It isn’t difficult to stray from the rules that govern the generally accepted behaviors in a business setting, especially when you are surrounded by people who share similar motivations, interests, and professional experiences. It is important, however, to be aware of the potential of these moments, and adhere to the edicts that will ensure your professionalism (and the opinions of those that matter) remains at its highest possible level.
With executive interactions, it's critical you are very intentional about what you are doing and what you are saying. Not being aware in these moments can be the difference in whether you get the job, or the promotion. If you are in sales it’s an essential skill to be successful. Ultimately, it’s required to get the respect you deserve.
It's vital to be aware of how your words and actions impact judgement from not just executives, but from your peers and your boss. They are always assessing your decision making ability, awareness, and reaction in high pressure situations, as typically this behavior mirrors how you also interact with your customers and employees.
#1. End of Story First
Get to the point. Executives are short on time, and long on experience. When you do meet with them they want to hear the end of the story first (at least I do!). My advice here is to skip the preamble and the warm up story, though we understand that you will need to provide context. Allow your manager to dictate or ask where they want additional context.
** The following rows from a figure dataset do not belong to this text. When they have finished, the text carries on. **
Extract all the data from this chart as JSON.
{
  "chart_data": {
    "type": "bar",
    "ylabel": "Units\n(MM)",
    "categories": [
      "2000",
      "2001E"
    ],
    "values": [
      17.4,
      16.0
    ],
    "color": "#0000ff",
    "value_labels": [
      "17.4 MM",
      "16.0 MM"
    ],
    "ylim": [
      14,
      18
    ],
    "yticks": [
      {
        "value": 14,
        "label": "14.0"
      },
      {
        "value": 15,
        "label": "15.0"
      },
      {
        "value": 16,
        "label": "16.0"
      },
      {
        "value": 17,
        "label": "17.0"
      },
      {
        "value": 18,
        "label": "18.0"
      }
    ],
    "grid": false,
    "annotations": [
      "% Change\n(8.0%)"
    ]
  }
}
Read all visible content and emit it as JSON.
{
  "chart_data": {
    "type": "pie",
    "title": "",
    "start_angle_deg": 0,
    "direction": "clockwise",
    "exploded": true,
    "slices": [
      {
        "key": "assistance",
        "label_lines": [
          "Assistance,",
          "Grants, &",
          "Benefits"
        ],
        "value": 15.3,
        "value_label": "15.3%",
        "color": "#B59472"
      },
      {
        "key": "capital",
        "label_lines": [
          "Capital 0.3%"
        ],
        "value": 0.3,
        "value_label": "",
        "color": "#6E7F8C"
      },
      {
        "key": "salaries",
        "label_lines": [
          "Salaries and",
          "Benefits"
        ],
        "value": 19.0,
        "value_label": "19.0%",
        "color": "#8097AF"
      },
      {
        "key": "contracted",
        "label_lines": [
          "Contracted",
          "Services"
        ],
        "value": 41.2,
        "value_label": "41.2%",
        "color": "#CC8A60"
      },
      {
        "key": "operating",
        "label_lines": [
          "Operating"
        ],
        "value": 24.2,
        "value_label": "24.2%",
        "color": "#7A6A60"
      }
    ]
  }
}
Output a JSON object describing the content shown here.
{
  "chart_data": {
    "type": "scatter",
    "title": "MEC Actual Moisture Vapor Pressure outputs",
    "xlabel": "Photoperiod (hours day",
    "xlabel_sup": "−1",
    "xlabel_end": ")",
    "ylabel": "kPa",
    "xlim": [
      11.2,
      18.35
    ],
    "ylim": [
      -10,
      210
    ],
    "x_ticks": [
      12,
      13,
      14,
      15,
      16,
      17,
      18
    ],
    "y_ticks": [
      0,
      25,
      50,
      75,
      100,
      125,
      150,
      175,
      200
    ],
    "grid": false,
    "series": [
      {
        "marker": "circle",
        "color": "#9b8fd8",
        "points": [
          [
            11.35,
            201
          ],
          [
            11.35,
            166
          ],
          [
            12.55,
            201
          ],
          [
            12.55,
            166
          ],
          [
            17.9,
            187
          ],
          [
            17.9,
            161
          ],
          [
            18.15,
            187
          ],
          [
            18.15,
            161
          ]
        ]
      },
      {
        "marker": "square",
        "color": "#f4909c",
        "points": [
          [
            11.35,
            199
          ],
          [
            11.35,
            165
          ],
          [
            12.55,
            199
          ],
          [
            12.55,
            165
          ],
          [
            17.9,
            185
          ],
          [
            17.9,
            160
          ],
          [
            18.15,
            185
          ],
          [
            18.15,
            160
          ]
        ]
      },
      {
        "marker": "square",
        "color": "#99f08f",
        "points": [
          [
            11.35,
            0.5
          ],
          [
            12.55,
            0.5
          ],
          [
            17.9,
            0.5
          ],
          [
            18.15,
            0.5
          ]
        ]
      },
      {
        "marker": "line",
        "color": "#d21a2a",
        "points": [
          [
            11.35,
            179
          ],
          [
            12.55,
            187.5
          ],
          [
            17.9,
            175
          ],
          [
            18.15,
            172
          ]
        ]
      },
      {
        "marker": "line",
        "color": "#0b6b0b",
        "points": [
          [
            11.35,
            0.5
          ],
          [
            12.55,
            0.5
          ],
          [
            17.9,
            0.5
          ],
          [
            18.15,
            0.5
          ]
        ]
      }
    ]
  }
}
#2. Avoid Talking Only About Yourself or Talking Too Much
This is especially important in a meeting with potential clients. The reason for the meeting should occupy the space in the forefront of your mind, both before, and during, the meeting. Without the client or potential client, there would be no reason to gather, so make sure that the focus remains on the business at hand. If you tend to begin side conversations that are irrelevant, make it a point to refocus your conversation on the topic at hand. This is simply done by listening to what everyone else in the room is discussing.
If you’re guilty of over-sharing from time to time, it might simply mean that you’re too comfortable with the people in the room. There’s clearly nothing wrong with that, but just make a mental note that there’s a time and place for everything. Small talk before the meeting is absolutely fine, but when it’s game time, switch those gears to business mode.
#3. Save the Inappropriate Stories for Never
Remember that someone is ALWAYS listening. If you have a tall tale to tell about weekend shenanigans, you should keep that in your proverbial pocket for after meeting/after work. Don’t be tempted to finish the story when the client or potential client arrives, even if they are all the way across the room. Powerful ears make for powerful impacts, depending what words fall on them. Make sure that what comes out of your mouth is fit for the boardroom, rather than what’s best said behind closed (personal and private) doors.
#4. Just the Facts
While it is important to personalize your approach with an opening and relevant story or connection (we teach this limbic techniques in our workshops which can and should also be used in meetings!), it is not advisable that you make your sales pitch or presentation using stories as your only means of support. Anecdotes are unreliable, in that, although they may seem true, they may not be. Your managers want data and hard facts, and it is your job to give them those things. Switch to a more scientific approach, showing up with legitimate data to support what you’re offering, rather than information that MIGHT be true. It's frustrating and it also makes you seem like you aren't prepared, organized, and that you don't value everyones time. Also offer some suggestions, bring some value to the table, versus always relying on executives for suggestions.
#5. Stop and Think Before Responding
When you are a part of a team, it’s imperative that you act as a responsible team member. To that end, as others are speaking and offering ideas, make sure to pause and really listen to what is being said before you respond. Every idea offers opportunities for great ideas. When you do interject with ideas, think about what time these suggestions are helpful and if they are in alignment with how your organization want to solve problems.
If you follow these four guidelines, you’re sure to host or participate in a meeting that is successful for all involved. Colleagues, managers, and clients will appreciate the time, thought, and respect that are shown by those that adhere to meeting mindfulness.